At least 14 people were killed in a land dispute involving two Muslim guerrilla commanders and their followers in a southern Philippine town, military and civilian officials said yesterday.
The fighting erupted on Wednesday between two commanders of the Moro Islamic Liberation Front in a village in Pagalungan town in Maguindanao del Sur province, but a truce had since been forged.
The fighting was set off by a long-running land dispute between the clans of the two rebel commanders.
                    Photo: Reuters Archive
The Moro Islamic Liberation Front was the largest Muslim separatist armed group in the southern Philippines, homeland of minority Muslims in the largely Roman Catholic nation until it signed a peace deal with the Philippine government in 2014, when it dropped its separatist goal and agreed to a better-funded Muslim autonomous region called Bangsamoro in the nation’s south.

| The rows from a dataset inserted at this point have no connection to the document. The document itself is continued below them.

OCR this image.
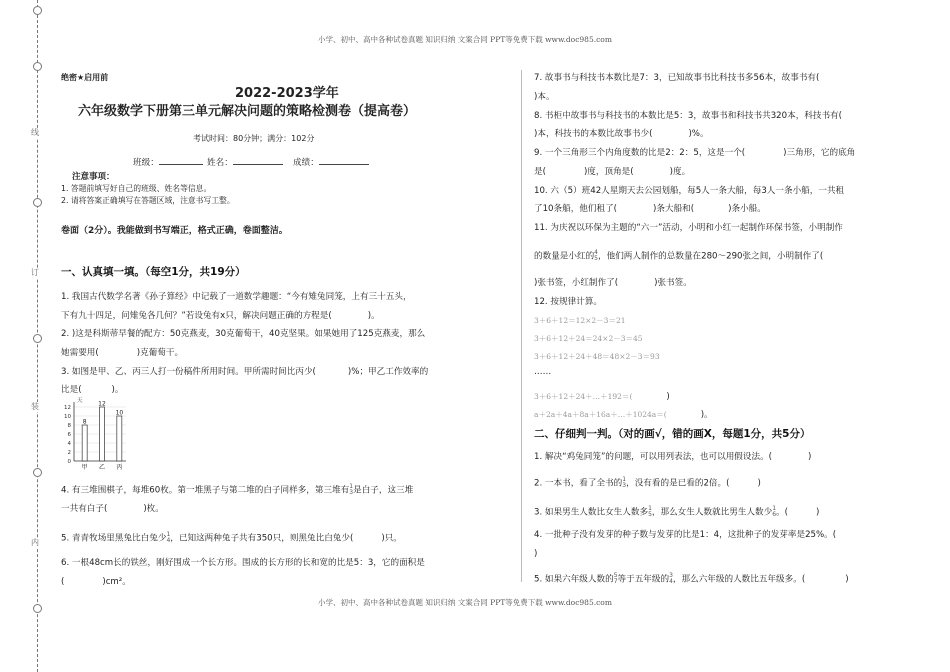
线
订
装
内
小学、初中、高中各种试卷真题 知识归纳 文案合同 PPT等免费下载 www.doc985.com
小学、初中、高中各种试卷真题 知识归纳 文案合同 PPT等免费下载 www.doc985.com
绝密★启用前
2022-2023学年
六年级数学下册第三单元解决问题的策略检测卷（提高卷）
考试时间：80分钟；满分：102分
班级：	姓名：	成绩：
注意事项：
1. 答题前填写好自己的班级、姓名等信息。
2. 请将答案正确填写在答题区域，注意书写工整。
卷面（2分）。我能做到书写端正，格式正确，卷面整洁。
一、认真填一填。（每空1分，共19分）
1. 我国古代数学名著《孙子算经》中记载了一道数学趣题：“今有雉兔同笼，上有三十五头，
下有九十四足，问雉兔各几何？”若设兔有x只，解决问题正确的方程是(	)。
2. )这是科斯蒂早餐的配方：50克燕麦，30克葡萄干，40克坚果。如果她用了125克燕麦，那么
她需要用(	)克葡萄干。
3. 如图是甲、乙、丙三人打一份稿件所用时间。甲所需时间比丙少(	)%；甲乙工作效率的
比是(	)。
0
2
4
6
8
10
12
天
8
甲
12
乙
10
丙
4. 有三堆围棋子，每堆60枚。第一堆黑子与第二堆的白子同样多，第三堆有 1
3 是白子，这三堆
一共有白子(	)枚。
5. 青青牧场里黑兔比白兔少 1
4 ，已知这两种兔子共有350只，则黑兔比白兔少(	)只。
6. 一根48cm长的铁丝，刚好围成一个长方形。围成的长方形的长和宽的比是5：3，它的面积是
(	)cm²。
7. 故事书与科技书本数比是7：3，已知故事书比科技书多56本，故事书有(
)本。
8. 书柜中故事书与科技书的本数比是5：3，故事书和科技书共320本，科技书有(
)本，科技书的本数比故事书少(	)%。
9. 一个三角形三个内角度数的比是2：2：5，这是一个(	)三角形，它的底角
是(	)度，顶角是(	)度。
10. 六（5）班42人星期天去公园划船，每5人一条大船，每3人一条小船，一共租
了10条船，他们租了(	)条大船和(	)条小船。
11. 为庆祝以环保为主题的“六一”活动，小明和小红一起制作环保书签，小明制作
的数量是小红的 4
5 ，他们两人制作的总数量在280～290张之间，小明制作了(
)张书签，小红制作了(	)张书签。
12. 按规律计算。
3＋6＋12＝12×2－3＝21
3＋6＋12＋24＝24×2－3＝45
3＋6＋12＋24＋48＝48×2－3＝93
……
3＋6＋12＋24＋…＋192＝(	)
a＋2a＋4a＋8a＋16a＋…＋1024a＝(	)。
二、仔细判一判。（对的画√，错的画X，每题1分，共5分）
1. 解决“鸡兔同笼”的问题，可以用列表法，也可以用假设法。(	)
2. 一本书，看了全书的 1
3 ，没有看的是已看的2倍。(	)
3. 如果男生人数比女生人数多 1
5 ，那么女生人数就比男生人数少 1
6 。(	)
4. 一批种子没有发芽的种子数与发芽的比是1：4，这批种子的发芽率是25%。(
)
5. 如果六年级人数的 5
7 等于五年级的 3
4 ，那么六年级的人数比五年级多。(	)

The six-province Muslim region is now governed by former rebel leaders in a transition arrangement.
However, thousands of guerrillas belonging to the rebel front were still holding on to their firearms while awaiting amnesty and livelihood packages from the government under the peace deal.

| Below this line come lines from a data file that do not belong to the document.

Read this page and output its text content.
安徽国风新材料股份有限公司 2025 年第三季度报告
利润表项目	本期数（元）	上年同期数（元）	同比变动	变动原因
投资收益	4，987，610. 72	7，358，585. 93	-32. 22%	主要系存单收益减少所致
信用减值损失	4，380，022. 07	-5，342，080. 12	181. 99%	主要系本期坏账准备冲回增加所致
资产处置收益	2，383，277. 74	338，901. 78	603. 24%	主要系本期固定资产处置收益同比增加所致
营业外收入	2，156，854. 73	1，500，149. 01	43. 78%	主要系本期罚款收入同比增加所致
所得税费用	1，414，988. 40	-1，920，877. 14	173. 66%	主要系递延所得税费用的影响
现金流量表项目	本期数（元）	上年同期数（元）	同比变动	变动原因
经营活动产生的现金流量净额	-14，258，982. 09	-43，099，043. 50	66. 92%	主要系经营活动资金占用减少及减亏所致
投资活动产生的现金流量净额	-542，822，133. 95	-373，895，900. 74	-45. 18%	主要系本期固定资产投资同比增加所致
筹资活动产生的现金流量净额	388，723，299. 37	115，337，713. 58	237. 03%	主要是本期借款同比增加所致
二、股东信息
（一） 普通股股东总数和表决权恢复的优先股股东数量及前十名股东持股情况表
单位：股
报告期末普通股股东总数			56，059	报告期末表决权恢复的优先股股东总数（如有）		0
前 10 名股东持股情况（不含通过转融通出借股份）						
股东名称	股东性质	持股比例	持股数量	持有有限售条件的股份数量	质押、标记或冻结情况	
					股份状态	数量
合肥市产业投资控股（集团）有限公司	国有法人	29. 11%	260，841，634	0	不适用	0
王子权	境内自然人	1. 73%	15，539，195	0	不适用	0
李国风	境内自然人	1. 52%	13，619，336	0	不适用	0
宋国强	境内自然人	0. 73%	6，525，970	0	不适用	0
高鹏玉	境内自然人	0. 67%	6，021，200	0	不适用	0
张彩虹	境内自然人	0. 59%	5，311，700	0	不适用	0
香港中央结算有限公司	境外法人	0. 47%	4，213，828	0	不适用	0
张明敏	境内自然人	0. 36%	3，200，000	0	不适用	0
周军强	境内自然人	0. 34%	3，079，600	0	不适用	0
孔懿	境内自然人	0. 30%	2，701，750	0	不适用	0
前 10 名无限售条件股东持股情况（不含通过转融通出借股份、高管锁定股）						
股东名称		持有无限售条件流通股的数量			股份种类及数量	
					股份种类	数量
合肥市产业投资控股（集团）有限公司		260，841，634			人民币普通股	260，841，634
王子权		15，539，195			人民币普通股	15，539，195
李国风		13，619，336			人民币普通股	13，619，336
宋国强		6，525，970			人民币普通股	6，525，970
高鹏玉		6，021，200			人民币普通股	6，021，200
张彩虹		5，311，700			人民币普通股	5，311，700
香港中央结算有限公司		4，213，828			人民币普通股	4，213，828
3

Pagalungan Vice Mayor Abdillah Mamasabulod said that a feud over farmland erupted anew into fierce fighting on Wednesday afternoon in the village of Kilangan.
“They have been fighting over ownership of about 290 hectares of agricultural land,” said Mamasabulod, who renewed a call for the clans to settle their dispute peacefully through government and rebel mediators.

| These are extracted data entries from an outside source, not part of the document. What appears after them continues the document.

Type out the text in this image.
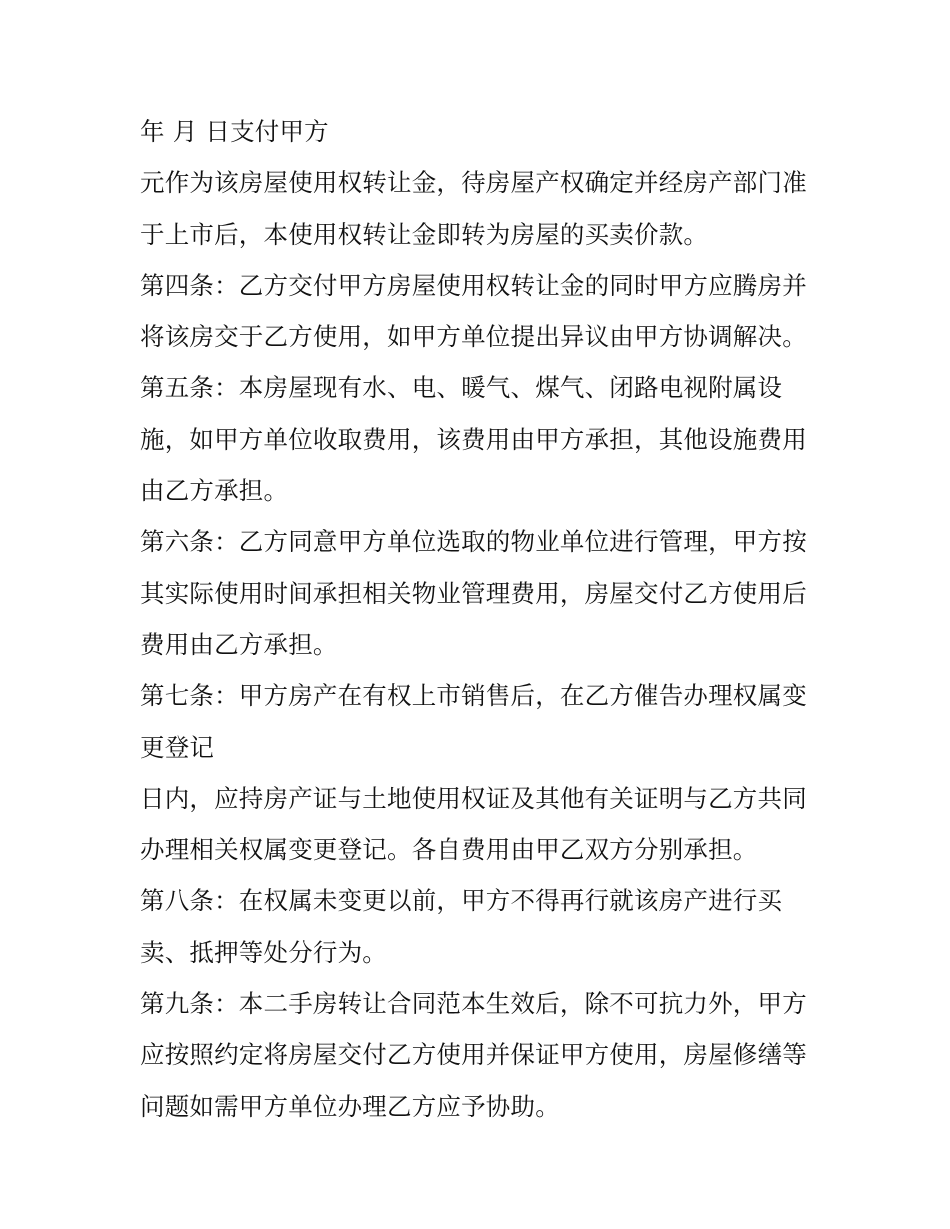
年 月 日支付甲方
元作为该房屋使用权转让金，待房屋产权确定并经房产部门准
于上市后，本使用权转让金即转为房屋的买卖价款。
第四条：乙方交付甲方房屋使用权转让金的同时甲方应腾房并
将该房交于乙方使用，如甲方单位提出异议由甲方协调解决。
第五条：本房屋现有水、电、暖气、煤气、闭路电视附属设
施，如甲方单位收取费用，该费用由甲方承担，其他设施费用
由乙方承担。
第六条：乙方同意甲方单位选取的物业单位进行管理，甲方按
其实际使用时间承担相关物业管理费用，房屋交付乙方使用后
费用由乙方承担。
第七条：甲方房产在有权上市销售后，在乙方催告办理权属变
更登记
日内，应持房产证与土地使用权证及其他有关证明与乙方共同
办理相关权属变更登记。各自费用由甲乙双方分别承担。
第八条：在权属未变更以前，甲方不得再行就该房产进行买
卖、抵押等处分行为。
第九条：本二手房转让合同范本生效后，除不可抗力外，甲方
应按照约定将房屋交付乙方使用并保证甲方使用，房屋修缮等
问题如需甲方单位办理乙方应予协助。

Mamasabulod cited witnesses as saying that up to 19 people were killed in the sporadic fighting and scores were wounded before a ceasefire was forged.
Philippine Army Lieutenant Colonel Roden Orbon, spokesman of the 6th Infantry Division, said that at least 14 people were killed in the intermittent clashes in the village, where government forces were deployed to secure civilian villagers.
Troops recovered five rifles at the scene of the fighting.
“The military and police are continuously conducting monitoring in all nearby hospitals and coordinating with the leadership of both warring groups to identify the still unidentified bodies,” Orbon said.
Villagers who fled at the height of the fighting were returning to their communities, he said.